Balade au Pouliguen et dans la presqu’île de Guérande

La Côte d’Amour a plusieurs facettes. Côté pile, c’est La Baule la mondaine et côté face, c’est le sportif au Pouliguen… Comme la grande famille de sportifs qui est originaire de cette petite ville. (Au gré des majuscules, retrouvez leurs noms).

Port de la Baule et du Pouliguen


Le Pouliguen
est au bout de la baie de La Baule, une petite station familiale où il fait bon se balader… à pied sur le sentier des douaniers ou à vélo sur les pistes cyclables (location de bicyclettes classiques, de vélos fun -petite roue à l’avant et grande à l’arrière- ou de scooters toute l’année et même de quad et de karts) ou encore en petit train.

En partant de La Baule, en longeant l’esplanade, vous arrivez au port commun aux deux villes et une fois de l’autre côté, vous pouvez longer toute la presqu’île, par l’océan, jusqu’à Batz et revenir par l’intérieur. Vous découvrirez ainsi la côte sauvage qui Borde l’Océan et au retour, les villas de l’intérieur de la presqu’île.

Située sur une des pointes de la pResqu’île de Guérande, cette station familiale est aussi le point de départ d’excursion en mer ou dans les terres, vers les marais salants de Guérande. Le PoUliguen –petite baie blanche en breton– était un hameau de Batz-sur-Mer jusqu’en 1854.

Le PouligUen est séparé de La Baule par un étier (bras de mer qui alimente les marais salants en eau) qu’il suffit de longer par accéder à la pointe de Penchateau, début de la balade sur la côte sauvage (appelée ici Grande côte). Le bout de ce canal sert aussi de pOrt et de sortie vers l’océan.

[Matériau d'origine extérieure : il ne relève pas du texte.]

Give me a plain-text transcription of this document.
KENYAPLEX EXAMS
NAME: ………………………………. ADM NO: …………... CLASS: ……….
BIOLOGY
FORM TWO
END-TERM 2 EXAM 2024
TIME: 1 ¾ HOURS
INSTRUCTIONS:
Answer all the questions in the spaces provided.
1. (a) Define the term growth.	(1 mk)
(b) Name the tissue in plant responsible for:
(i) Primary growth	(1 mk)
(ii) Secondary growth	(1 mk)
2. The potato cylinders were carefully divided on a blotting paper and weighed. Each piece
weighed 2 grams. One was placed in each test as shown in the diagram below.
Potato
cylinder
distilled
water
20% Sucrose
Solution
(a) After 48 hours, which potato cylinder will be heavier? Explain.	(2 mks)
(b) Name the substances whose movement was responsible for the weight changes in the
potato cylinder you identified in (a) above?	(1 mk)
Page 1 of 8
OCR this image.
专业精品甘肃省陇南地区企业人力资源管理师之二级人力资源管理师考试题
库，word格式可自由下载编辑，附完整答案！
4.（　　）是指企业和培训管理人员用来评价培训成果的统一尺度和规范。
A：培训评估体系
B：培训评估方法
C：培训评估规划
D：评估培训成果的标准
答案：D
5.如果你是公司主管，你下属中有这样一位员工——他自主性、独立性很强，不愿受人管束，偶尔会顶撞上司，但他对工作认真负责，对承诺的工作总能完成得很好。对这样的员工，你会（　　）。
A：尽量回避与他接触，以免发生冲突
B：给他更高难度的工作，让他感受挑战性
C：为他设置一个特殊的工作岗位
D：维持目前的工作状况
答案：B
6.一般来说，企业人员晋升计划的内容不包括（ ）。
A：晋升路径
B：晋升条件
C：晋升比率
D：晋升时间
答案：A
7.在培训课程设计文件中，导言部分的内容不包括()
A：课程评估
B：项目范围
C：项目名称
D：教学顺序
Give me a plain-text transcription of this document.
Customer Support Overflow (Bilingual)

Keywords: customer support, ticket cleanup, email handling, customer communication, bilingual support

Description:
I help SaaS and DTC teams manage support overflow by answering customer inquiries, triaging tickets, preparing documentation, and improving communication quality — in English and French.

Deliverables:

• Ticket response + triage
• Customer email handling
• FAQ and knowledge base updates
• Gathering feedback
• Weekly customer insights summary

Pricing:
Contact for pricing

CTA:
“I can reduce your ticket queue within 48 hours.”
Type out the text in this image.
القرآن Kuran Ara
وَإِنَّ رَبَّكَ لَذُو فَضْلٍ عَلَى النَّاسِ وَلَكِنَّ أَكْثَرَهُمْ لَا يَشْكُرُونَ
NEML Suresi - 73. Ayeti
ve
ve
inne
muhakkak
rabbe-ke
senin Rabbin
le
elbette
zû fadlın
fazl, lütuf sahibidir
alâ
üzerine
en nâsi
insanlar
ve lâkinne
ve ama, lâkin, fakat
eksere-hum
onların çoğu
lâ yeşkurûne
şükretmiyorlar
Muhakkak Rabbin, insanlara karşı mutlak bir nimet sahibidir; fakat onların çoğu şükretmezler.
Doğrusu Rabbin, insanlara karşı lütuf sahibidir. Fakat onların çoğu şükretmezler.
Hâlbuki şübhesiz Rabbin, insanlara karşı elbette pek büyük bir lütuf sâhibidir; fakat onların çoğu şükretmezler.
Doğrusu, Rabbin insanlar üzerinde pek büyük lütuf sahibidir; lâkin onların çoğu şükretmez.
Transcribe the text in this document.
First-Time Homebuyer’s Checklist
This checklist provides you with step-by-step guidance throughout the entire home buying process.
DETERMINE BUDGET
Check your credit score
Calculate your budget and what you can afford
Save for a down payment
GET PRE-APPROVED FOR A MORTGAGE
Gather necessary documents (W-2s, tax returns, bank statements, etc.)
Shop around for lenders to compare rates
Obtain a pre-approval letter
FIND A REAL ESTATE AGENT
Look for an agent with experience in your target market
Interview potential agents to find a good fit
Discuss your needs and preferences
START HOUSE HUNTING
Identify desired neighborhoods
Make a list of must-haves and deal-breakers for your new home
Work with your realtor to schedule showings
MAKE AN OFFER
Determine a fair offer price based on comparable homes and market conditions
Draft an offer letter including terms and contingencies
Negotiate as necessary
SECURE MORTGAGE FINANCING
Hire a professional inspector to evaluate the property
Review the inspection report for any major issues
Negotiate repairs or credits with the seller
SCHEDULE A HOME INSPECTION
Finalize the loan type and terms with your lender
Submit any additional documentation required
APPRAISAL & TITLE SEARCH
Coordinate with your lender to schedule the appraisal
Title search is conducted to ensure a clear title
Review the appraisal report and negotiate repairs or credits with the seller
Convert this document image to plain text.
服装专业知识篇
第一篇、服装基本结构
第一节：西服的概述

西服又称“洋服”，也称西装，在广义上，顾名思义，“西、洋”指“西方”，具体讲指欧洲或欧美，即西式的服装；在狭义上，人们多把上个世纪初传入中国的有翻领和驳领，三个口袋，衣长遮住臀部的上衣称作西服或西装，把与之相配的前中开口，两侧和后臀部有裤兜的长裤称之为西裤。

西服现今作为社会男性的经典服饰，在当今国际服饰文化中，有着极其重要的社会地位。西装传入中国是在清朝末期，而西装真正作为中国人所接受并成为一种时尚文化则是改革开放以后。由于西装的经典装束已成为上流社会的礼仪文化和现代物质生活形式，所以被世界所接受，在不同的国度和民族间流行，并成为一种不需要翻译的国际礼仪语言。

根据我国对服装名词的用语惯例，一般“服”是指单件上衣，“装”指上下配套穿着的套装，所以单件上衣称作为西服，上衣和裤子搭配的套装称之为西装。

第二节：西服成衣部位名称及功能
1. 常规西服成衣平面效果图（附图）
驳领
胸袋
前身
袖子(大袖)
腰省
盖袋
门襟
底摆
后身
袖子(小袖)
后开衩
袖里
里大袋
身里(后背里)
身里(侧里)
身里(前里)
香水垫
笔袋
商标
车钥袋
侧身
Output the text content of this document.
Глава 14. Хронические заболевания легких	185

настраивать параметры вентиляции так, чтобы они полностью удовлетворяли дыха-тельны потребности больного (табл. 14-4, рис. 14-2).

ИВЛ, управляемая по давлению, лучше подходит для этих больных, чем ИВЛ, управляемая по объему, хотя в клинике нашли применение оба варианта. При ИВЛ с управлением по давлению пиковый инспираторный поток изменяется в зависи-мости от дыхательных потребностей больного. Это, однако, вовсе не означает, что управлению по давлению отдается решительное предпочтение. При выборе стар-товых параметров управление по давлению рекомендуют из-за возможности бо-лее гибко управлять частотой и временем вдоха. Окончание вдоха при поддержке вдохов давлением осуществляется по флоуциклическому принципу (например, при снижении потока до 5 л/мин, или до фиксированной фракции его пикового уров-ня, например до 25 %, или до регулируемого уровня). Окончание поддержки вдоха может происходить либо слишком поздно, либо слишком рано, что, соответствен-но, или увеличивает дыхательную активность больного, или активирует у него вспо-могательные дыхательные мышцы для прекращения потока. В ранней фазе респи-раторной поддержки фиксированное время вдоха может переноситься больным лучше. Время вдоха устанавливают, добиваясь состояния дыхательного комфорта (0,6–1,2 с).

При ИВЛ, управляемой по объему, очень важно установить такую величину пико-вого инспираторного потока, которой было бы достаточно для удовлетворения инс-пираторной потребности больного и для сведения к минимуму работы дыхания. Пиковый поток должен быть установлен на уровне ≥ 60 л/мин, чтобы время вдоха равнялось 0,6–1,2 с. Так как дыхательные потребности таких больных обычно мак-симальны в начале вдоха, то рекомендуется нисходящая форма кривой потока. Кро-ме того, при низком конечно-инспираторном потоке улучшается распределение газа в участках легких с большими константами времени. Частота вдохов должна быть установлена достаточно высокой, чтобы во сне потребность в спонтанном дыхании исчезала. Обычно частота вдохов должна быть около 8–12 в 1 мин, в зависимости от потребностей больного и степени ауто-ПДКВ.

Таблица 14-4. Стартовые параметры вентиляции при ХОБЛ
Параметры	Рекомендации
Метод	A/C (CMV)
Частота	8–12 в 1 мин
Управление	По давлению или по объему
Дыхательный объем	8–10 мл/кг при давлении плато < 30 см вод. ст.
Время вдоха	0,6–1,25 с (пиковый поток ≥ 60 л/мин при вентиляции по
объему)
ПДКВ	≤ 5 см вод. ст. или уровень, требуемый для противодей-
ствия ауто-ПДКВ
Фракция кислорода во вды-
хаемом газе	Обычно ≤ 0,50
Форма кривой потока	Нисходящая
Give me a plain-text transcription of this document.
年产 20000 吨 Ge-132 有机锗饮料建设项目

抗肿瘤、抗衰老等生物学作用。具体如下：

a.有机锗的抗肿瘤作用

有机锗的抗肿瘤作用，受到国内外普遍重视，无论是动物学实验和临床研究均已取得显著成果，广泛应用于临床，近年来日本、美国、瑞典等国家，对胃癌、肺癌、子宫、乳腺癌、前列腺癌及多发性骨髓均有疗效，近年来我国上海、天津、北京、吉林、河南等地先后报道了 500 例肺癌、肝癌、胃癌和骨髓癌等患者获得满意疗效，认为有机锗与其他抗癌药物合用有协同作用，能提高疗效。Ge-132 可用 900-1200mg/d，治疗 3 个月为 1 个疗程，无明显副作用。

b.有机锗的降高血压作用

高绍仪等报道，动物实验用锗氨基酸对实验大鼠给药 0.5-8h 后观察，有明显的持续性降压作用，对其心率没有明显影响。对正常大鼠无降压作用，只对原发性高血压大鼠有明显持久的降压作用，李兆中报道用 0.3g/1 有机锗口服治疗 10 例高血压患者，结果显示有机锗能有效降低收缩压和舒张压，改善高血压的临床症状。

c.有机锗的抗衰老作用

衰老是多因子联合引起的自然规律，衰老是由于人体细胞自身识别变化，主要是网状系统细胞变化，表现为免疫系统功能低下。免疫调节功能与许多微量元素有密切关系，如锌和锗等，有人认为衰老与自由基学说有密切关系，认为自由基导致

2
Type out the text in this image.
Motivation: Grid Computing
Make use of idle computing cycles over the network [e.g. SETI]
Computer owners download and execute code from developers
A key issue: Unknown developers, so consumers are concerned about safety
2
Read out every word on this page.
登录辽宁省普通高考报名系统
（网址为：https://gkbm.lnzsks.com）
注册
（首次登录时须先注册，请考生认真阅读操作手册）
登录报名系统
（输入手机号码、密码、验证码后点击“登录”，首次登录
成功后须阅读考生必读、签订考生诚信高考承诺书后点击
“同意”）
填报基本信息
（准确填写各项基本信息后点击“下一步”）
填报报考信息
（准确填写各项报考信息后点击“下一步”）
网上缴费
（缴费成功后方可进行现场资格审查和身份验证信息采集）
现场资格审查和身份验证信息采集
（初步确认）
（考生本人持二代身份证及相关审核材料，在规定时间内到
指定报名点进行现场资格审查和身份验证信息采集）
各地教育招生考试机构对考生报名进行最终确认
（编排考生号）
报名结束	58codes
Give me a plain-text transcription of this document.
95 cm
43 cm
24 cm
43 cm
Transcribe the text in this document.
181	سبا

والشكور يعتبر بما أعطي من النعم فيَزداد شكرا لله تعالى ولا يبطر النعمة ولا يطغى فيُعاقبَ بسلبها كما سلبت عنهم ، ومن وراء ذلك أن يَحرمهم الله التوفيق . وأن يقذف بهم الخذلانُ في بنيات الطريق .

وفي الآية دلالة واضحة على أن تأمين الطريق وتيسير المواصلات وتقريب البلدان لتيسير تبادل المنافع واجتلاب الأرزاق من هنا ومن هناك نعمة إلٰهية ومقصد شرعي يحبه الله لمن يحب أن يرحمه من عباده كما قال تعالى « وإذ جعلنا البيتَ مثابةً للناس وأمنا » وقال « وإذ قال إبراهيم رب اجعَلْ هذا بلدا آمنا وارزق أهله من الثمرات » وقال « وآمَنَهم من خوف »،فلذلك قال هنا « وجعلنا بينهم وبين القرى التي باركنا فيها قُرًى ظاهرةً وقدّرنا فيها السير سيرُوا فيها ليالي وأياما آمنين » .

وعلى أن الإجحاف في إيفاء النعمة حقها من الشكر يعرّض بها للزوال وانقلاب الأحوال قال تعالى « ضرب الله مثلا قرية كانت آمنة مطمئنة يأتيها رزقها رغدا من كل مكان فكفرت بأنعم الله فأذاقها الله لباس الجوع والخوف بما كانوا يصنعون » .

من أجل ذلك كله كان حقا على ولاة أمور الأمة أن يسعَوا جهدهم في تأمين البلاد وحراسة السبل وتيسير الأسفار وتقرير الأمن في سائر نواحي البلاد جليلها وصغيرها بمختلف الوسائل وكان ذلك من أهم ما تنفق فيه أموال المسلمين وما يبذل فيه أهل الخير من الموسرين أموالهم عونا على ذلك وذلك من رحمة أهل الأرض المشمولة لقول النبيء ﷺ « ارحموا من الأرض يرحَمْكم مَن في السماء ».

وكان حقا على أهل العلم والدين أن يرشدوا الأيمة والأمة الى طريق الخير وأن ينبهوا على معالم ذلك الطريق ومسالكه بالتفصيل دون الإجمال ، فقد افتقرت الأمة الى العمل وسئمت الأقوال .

Sur cette pointe, des fouilles ont révélé les vestiges des remparts d’un oppidum (ville fortifiée gallo-romaine),qui datent de 450 avant JC. Se trouve aussi la chapelle gothique Sainte Anne du XVè siècle. Et l’impressionnante baie de la Baule (8 kms de plage !).

Pointe de Penchateau au Pouliguen

Des documents de la fin du Moyen Age (XVè) attestent de La prospérité du port du Pouliguen, grâce au commerce du sel et à son exportation vers l’Espagne et le Nord de l’Europe. Ce sont les marais salants de la presqu’île de Guérande qui faisaient travailler toute la régiOn.

Marais salants du Pouliguen

Des pécheurs au loIn (avec leurs armateurs) comme du Coin vivent de la mer. La presqu’île, comme de nombreux ports de France fournit aussi des équipages pour la Marine Royale. Et des pirates.

Mais comme pour les autres villes de la baie, quand le commerce du sel décline au XIXè siècle (c’est la faute à … Napoléon qui crée un nouvel impôt sur le sel), il faut chercher une solution… On pense au chemin de fer. Arrivé en 1879, le train redynamise la ville mais pas son activité salicole. Ce sont les bienfaits de la mer sur les hommes qui intéressent les touristes, les baigneurs se pressent et c’est le début de la station climatique du Pouliguen.

Le coté baulois de l’étier (plage Benoit) eSt construit en 1880 et une liaison en bateau relie le quarTier au Pouliguen. A la fin du XIXè existe

un pont de 4 arches en pierres avec arche tournante en fer. Existe encore à l’époque une belle minoterie *, des raffineries de sel et une fabrique de conserves de sardines

(*établissement qui transforme les grains en farine)

(Guide de Paul Joanne, France BRETAGNE 1884).

Le tourisme avec ces hEbergements et ses restaurants va devenir l’activité princiPale de la commune et continue encore de nos jours… Ce petit port de pêcHe, de plaisance et cette ville touristique peut multiplier par 10 sa population l’été !!!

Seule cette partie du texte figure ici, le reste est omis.